Using the advice from this SO question on how to get the content of random Wikipedia pages, I notice that the API sometimes returns pages without the page body.
This program demonstrates the difference in output that the API can yield.
import json
import requests
r = requests.get('https://en.wikipedia.org/w/api.php?format=json&action=query&generator=random&grnnamespace=0&prop=revisions&rvprop=content&grnlimit=75')
j = json.loads(r.text)
# print(json.dumps(j, indent=4))
for k in j['query']['pages']:
# j['query']['pages'][k]['revisions'] is the field with the page body
content = "has content" if 'revisions' in j['query']['pages'][k] else "no content"

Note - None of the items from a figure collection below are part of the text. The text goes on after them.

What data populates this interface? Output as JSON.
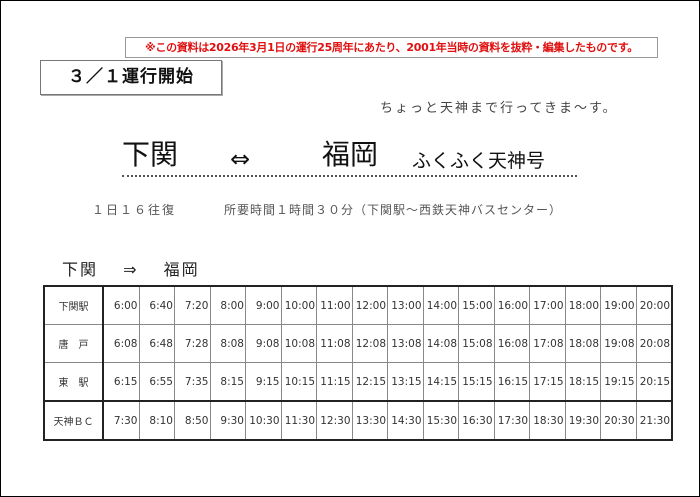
{
  "notice": "※この資料は2026年3月1日の運行25周年にあたり、2001年当時の資料を抜粋・編集したものです。",
  "start_label": "３／１運行開始",
  "tagline": "ちょっと天神まで行ってきま〜す。",
  "title": {
    "from": "下関",
    "arrow": "⇔",
    "to": "福岡",
    "service_name": "ふくふく天神号"
  },
  "frequency": "１日１６往復",
  "duration": "所要時間１時間３０分（下関駅〜西鉄天神バスセンター）",
  "direction": {
    "from": "下関",
    "arrow": "⇒",
    "to": "福岡"
  },
  "colors": {
    "notice": "#e01010"
  },
  "timetable": [
    {
      "stop": "下関駅",
      "times": [
        "6:00",
        "6:40",
        "7:20",
        "8:00",
        "9:00",
        "10:00",
        "11:00",
        "12:00",
        "13:00",
        "14:00",
        "15:00",
        "16:00",
        "17:00",
        "18:00",
        "19:00",
        "20:00"
      ]
    },
    {
      "stop": "唐　戸",
      "times": [
        "6:08",
        "6:48",
        "7:28",
        "8:08",
        "9:08",
        "10:08",
        "11:08",
        "12:08",
        "13:08",
        "14:08",
        "15:08",
        "16:08",
        "17:08",
        "18:08",
        "19:08",
        "20:08"
      ]
    },
    {
      "stop": "東　駅",
      "times": [
        "6:15",
        "6:55",
        "7:35",
        "8:15",
        "9:15",
        "10:15",
        "11:15",
        "12:15",
        "13:15",
        "14:15",
        "15:15",
        "16:15",
        "17:15",
        "18:15",
        "19:15",
        "20:15"
      ]
    },
    {
      "stop": "天神ＢＣ",
      "times": [
        "7:30",
        "8:10",
        "8:50",
        "9:30",
        "10:30",
        "11:30",
        "12:30",
        "13:30",
        "14:30",
        "15:30",
        "16:30",
        "17:30",
        "18:30",
        "19:30",
        "20:30",
        "21:30"
      ]
    }
  ]
}
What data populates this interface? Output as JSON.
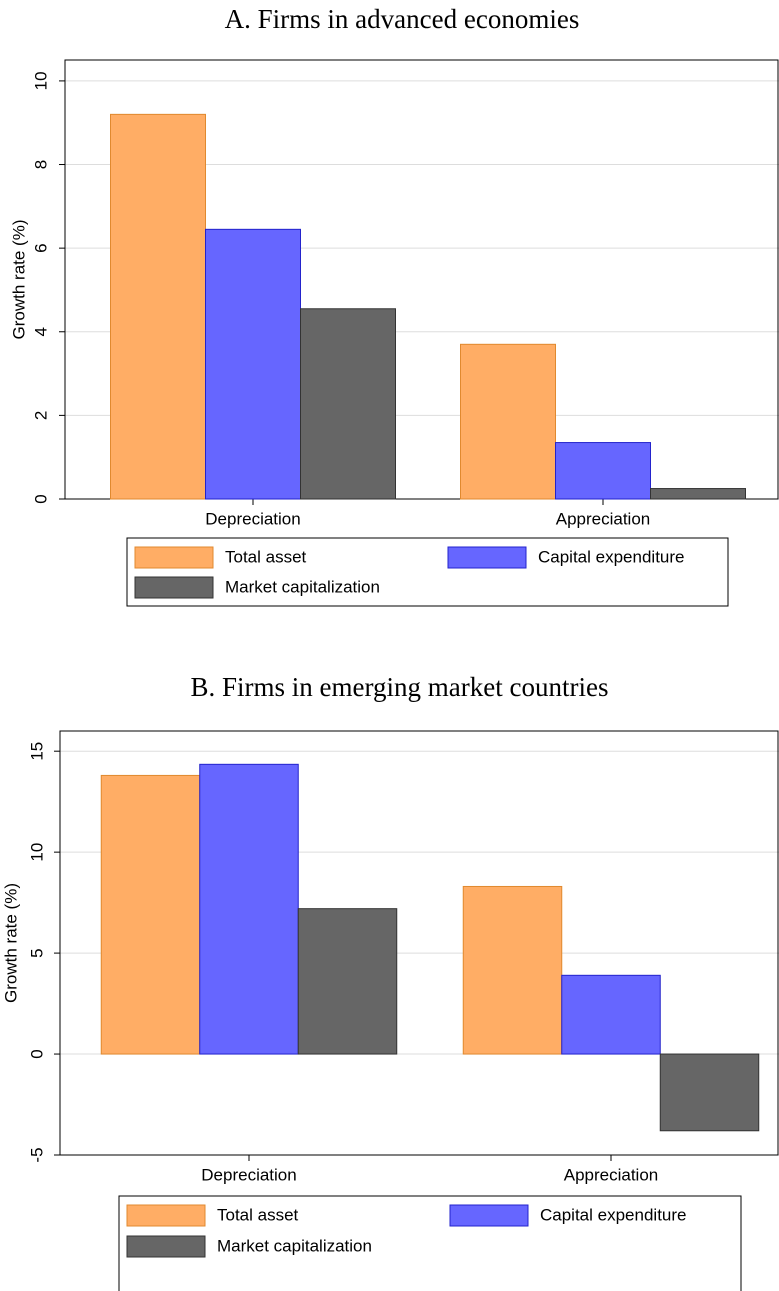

print(content, "\t", j['query']['pages'][k]['title'], "\thttp://en.wikipedia.org/?curid="+str(j['query']['pages'][k]['pageid']))
# print the full json if there's no content
if not 'revisions' in j['query']['pages'][k]:
print(j['query']['pages'][k])
print()
output snippet:
has content Hunjan http://en.wikipedia.org/?curid=8233868
no content Alope (Thessaly) http://en.wikipedia.org/?curid=58260510
{'pageid': 58260510, 'ns': 0, 'title': 'Alope (Thessaly)'}
For pages that show "has content", the j['query']['pages'][k]['revisions']
field is populated, which means the full page body is being returned by the API. For pages that show "no content", that field is absent, and the entire (short) json is dumped. There's no readily apparent reason this should be the case.
Does anyone know why some articles return their body and some don't? Thanks!